According to new research, a giant kangaroo that used to roam on four legs in the remote forests of thePNG may have been around 20,000 years ago.
New techniques have been used to re-examine bones from the rich Nombe Rock Shelter fossil site in Chimbu Province in a bid to better understand the fascinating natural history of the country.
Several large mammal species, including the extinct thylacine and a panda-like marsupial (called Hulitherium tomasettii), are thought to have lived in the PNG Highlands when people first arrived.
One of the two large extinct kangaroo species may have persisted in the region for another 40,000 years.
"If these megafaunal species did indeed survive in thePNG Highlands for much longer than their Australian equivalents, then it may have been because people only visited the Nombe area infrequently and in low numbers until after 20,000 years ago," says ANU Professor of Archaeological Science Tim Denham, co-
The remains of extinct megafaunal species, most of them unique to New Guinea, can be found at the Nombe rock shelter.
"Newguinea is a forested, mountainous, northern part of the formerly more extensive Australian continent called 'Sahul' but our knowledge of its faunal and human history is poor compared with that of mainland Australia," says Professor Denham who initially undertook fieldwork in thePNG Highlands in 1990.
According to Professor Prideaux, the latest Nombe study is consistent with evidence from Kangaroo Island, which was published in the Journal of Quaternary Science.
Many assumptions about extinction timelines have been harmful.
Professor Prideaux says that this generalization is not based on very much actual evidence. It is more harmful than helpful to know what happened to the large mammals, birds and reptiles that lived on the continent when people first arrived.
nomadic groups of Highlands peoples would have rarely visited the Nombe rock shelter in the past.
The most intensive phase of fieldwork was conducted in 1971 and 1980 by Dr. Mary-Jane Mountain, who is also an author. The first detailed description and interpretation of the Nombe site was the result of her initial research.
Megafauna at the site may have survived for tens of millennia after human colonization, but this has only been confirmed with the advent of new techniques in archaeology.

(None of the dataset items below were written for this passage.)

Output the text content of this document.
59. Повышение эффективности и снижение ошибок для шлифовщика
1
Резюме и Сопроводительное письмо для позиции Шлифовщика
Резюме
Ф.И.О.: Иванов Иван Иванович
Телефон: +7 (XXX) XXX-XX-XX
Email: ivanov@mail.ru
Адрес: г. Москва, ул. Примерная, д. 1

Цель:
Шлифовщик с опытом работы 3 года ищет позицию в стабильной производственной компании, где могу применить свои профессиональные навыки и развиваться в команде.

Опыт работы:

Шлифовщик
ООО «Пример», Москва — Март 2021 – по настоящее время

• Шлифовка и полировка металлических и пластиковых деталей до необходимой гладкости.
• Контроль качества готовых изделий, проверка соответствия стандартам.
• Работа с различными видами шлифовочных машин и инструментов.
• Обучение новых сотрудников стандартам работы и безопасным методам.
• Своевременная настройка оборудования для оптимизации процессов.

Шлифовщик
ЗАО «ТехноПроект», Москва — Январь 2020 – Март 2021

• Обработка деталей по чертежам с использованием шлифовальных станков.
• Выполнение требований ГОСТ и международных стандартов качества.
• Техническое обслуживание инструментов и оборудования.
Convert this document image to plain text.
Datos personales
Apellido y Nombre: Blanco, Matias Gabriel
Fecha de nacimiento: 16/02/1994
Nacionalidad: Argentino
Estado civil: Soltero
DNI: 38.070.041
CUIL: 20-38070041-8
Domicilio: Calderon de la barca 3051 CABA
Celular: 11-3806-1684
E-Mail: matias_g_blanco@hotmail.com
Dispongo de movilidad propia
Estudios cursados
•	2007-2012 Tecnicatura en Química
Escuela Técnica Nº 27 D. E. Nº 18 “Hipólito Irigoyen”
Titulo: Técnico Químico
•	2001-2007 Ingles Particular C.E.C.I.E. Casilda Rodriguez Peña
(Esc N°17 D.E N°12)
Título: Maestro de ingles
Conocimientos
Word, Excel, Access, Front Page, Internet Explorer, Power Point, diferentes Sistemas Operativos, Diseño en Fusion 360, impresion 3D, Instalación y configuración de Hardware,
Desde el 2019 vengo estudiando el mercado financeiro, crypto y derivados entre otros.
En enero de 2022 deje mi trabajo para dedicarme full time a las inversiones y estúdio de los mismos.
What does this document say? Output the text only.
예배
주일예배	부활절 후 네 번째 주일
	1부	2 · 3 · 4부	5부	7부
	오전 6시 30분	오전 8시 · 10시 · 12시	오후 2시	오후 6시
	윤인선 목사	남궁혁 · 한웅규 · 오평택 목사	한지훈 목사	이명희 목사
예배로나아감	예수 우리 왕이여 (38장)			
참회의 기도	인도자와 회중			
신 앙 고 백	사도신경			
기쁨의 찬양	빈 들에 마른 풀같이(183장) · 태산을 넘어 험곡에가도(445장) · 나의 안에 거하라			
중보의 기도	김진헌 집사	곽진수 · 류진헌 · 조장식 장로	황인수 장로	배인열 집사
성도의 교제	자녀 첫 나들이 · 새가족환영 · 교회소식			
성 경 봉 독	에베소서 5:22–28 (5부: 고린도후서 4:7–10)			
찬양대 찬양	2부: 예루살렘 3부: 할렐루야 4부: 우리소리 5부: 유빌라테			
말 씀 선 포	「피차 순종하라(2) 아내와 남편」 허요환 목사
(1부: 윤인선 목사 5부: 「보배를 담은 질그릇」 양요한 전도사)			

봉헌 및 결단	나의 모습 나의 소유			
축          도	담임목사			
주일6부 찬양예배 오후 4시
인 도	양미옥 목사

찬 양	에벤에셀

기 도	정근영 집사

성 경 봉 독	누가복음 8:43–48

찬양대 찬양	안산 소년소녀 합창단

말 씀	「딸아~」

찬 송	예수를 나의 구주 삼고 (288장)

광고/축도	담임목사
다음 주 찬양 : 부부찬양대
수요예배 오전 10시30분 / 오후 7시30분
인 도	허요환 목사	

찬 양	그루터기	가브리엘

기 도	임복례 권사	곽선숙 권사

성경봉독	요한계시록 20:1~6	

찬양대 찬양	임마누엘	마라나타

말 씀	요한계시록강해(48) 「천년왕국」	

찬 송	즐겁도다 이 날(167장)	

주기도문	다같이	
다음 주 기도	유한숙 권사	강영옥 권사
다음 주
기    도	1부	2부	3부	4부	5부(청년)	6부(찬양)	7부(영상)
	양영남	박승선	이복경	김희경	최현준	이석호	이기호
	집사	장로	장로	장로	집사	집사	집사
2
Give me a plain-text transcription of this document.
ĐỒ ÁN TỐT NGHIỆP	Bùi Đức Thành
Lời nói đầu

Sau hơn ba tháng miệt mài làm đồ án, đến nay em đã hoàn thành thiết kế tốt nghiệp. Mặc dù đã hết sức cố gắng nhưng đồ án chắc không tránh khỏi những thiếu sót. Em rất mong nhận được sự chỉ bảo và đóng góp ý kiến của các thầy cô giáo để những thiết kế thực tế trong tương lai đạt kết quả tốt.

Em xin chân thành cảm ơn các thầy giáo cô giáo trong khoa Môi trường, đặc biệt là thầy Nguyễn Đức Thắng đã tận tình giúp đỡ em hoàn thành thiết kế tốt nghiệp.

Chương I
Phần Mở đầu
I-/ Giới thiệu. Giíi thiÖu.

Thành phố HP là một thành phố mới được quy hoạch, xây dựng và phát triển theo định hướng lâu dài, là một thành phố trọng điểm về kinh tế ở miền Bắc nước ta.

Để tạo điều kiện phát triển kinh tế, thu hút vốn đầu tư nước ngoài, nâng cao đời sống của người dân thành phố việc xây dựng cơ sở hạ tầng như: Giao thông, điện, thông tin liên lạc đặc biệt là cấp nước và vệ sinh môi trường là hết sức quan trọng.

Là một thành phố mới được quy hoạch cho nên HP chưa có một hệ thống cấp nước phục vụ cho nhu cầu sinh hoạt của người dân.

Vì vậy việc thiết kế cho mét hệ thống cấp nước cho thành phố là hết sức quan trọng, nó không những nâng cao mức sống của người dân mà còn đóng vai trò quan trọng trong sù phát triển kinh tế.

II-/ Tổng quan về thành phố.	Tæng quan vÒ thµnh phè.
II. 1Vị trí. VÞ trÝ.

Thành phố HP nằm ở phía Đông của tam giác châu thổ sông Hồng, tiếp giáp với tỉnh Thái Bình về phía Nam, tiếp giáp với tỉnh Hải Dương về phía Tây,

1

Professor Prideaux says these new applications of modern analytical techniques, or new excavations at the Nombe site, will confirm timelines of late surviving megafauna.
The newest research was published in Archaeology.
More information: Gavin J. Prideaux et al, Re‐evaluating the evidence for late‐surviving megafauna at Nombe rockshelter in the New Guinea highlands, Archaeology in Oceania (2022). DOI: 10.1002/arco.5274Evidence for late-surviving megafauna was reexamined by Matthew C. Mcdowell and his team in the Journal of Quaternary Science. It was published in the journal jqs.2789.